An OS layer that stops LLMs from forgetting everything
MemOS gives AI agents persistent, inspectable memory with a graph structure and claims 35% token savings.

What it does MemOS is a memory backend for LLMs and agents that stores, retrieves, and manages long-term context through a unified API. It treats memory as an inspectable graph rather than a black-box embedding store, and supports text, images, tool traces, and personas in one system. You can self-host it with Docker or use a managed cloud API.

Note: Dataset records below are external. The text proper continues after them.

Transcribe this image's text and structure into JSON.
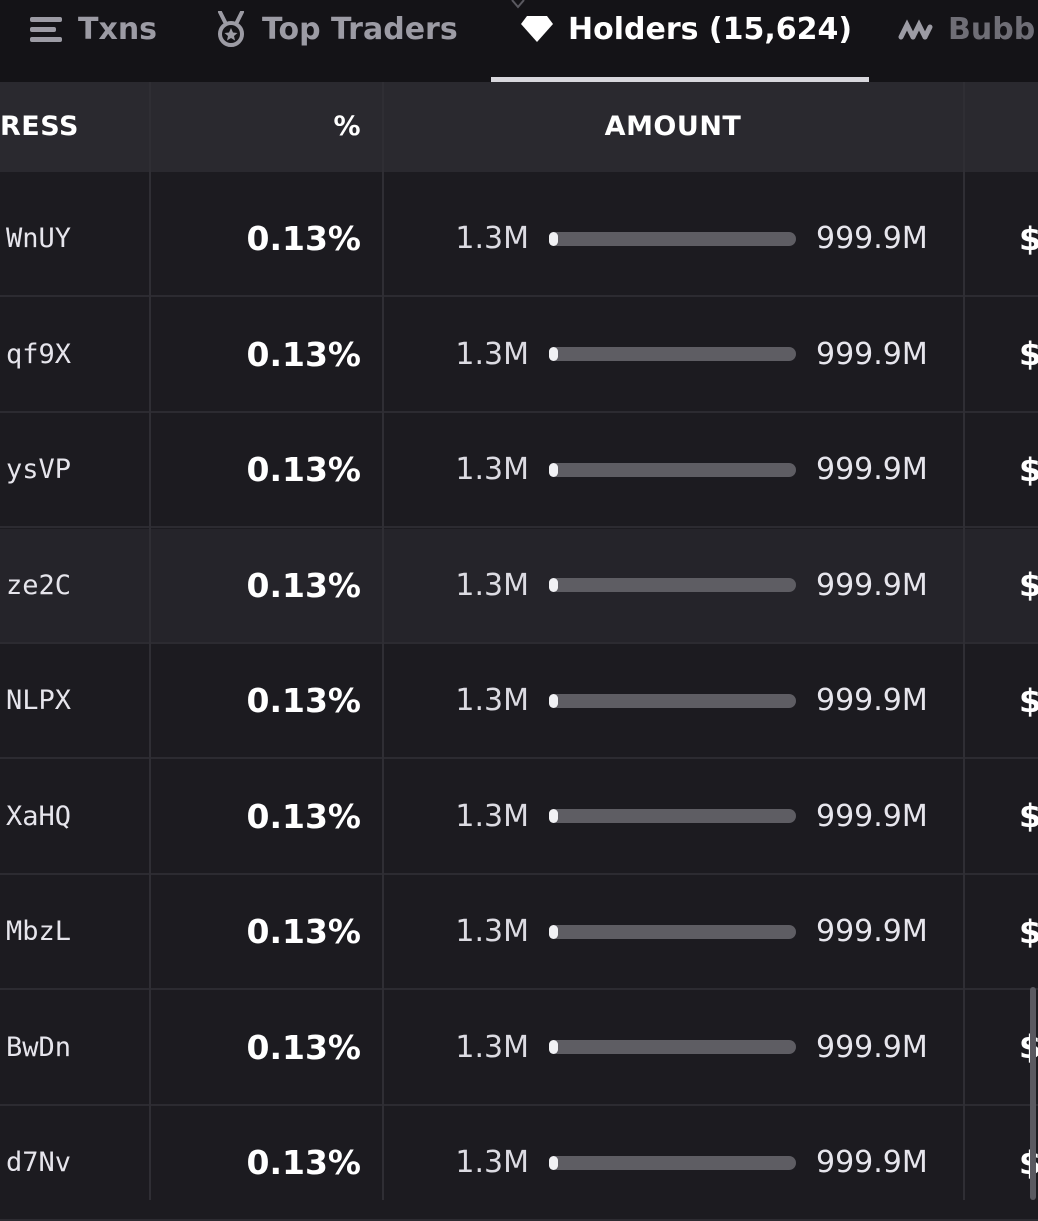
{
  "tabs": [
    {
      "label": "Txns",
      "icon": "list-icon",
      "active": false
    },
    {
      "label": "Top Traders",
      "icon": "medal-icon",
      "active": false
    },
    {
      "label": "Holders (15,624)",
      "icon": "diamond-icon",
      "active": true
    },
    {
      "label": "Bubb",
      "icon": "bubblemaps-icon",
      "active": false
    }
  ],
  "columns": {
    "address": "RESS",
    "percent": "%",
    "amount": "AMOUNT"
  },
  "rows": [
    {
      "address": "WnUY",
      "percent": "0.13%",
      "amount": "1.3M",
      "supply": "999.9M",
      "fill_fraction": 0.0013,
      "value_prefix": "$"
    },
    {
      "address": "qf9X",
      "percent": "0.13%",
      "amount": "1.3M",
      "supply": "999.9M",
      "fill_fraction": 0.0013,
      "value_prefix": "$"
    },
    {
      "address": "ysVP",
      "percent": "0.13%",
      "amount": "1.3M",
      "supply": "999.9M",
      "fill_fraction": 0.0013,
      "value_prefix": "$"
    },
    {
      "address": "ze2C",
      "percent": "0.13%",
      "amount": "1.3M",
      "supply": "999.9M",
      "fill_fraction": 0.0013,
      "value_prefix": "$"
    },
    {
      "address": "NLPX",
      "percent": "0.13%",
      "amount": "1.3M",
      "supply": "999.9M",
      "fill_fraction": 0.0013,
      "value_prefix": "$"
    },
    {
      "address": "XaHQ",
      "percent": "0.13%",
      "amount": "1.3M",
      "supply": "999.9M",
      "fill_fraction": 0.0013,
      "value_prefix": "$"
    },
    {
      "address": "MbzL",
      "percent": "0.13%",
      "amount": "1.3M",
      "supply": "999.9M",
      "fill_fraction": 0.0013,
      "value_prefix": "$"
    },
    {
      "address": "BwDn",
      "percent": "0.13%",
      "amount": "1.3M",
      "supply": "999.9M",
      "fill_fraction": 0.0013,
      "value_prefix": "$"
    },
    {
      "address": "d7Nv",
      "percent": "0.13%",
      "amount": "1.3M",
      "supply": "999.9M",
      "fill_fraction": 0.0013,
      "value_prefix": "$"
    }
  ],
  "colors": {
    "background": "#1c1b20",
    "tabbar": "#141317",
    "header": "#2a292f",
    "bar_track": "#5e5d63",
    "bar_fill": "#f1f1f4"
  }
}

The interesting bit The “self-evolving” angle: memories tier up from raw traces (L1) to policies (L2) to world models (L3), with “crystallized skills” extracted from feedback. It’s a tidy conceptual framework, though the README is light on how this actually happens mechanically.
Key highlights
- Graph-structured memory with explicit add / retrieve / edit / delete operations
- Hybrid retrieval: FTS5 full-text search combined with vector search
- Multi-modal support: text, images, tool traces, and personas stored together
- “Memory cubes” for isolating knowledge bases across users, projects, or agents
- Async ingestion via Redis Streams with millisecond-level latency claims
- Natural-language feedback to correct or replace existing memories
- Broad model provider support: OpenAI, Azure, DeepSeek, Qwen, Ollama, vLLM, etc.
Caveats
- The 35.24% token savings and +43.70% accuracy vs. OpenAI Memory figures are presented without methodology detail in the README; the arXiv paper would be the place to verify
- Self-hosted setup requires Neo4j and Qdrant running before the API starts, plus multiple API keys for embedding and reranking services
- The TypeScript repo label is misleading; the core appears to be Python (uvicorn server, pip requirements)
Verdict Worth a look if you’re building agents that need to remember users across sessions and you’re tired of stuffing context windows. Skip if you want a drop-in, zero-dependency memory layer — this is infrastructure, not a library.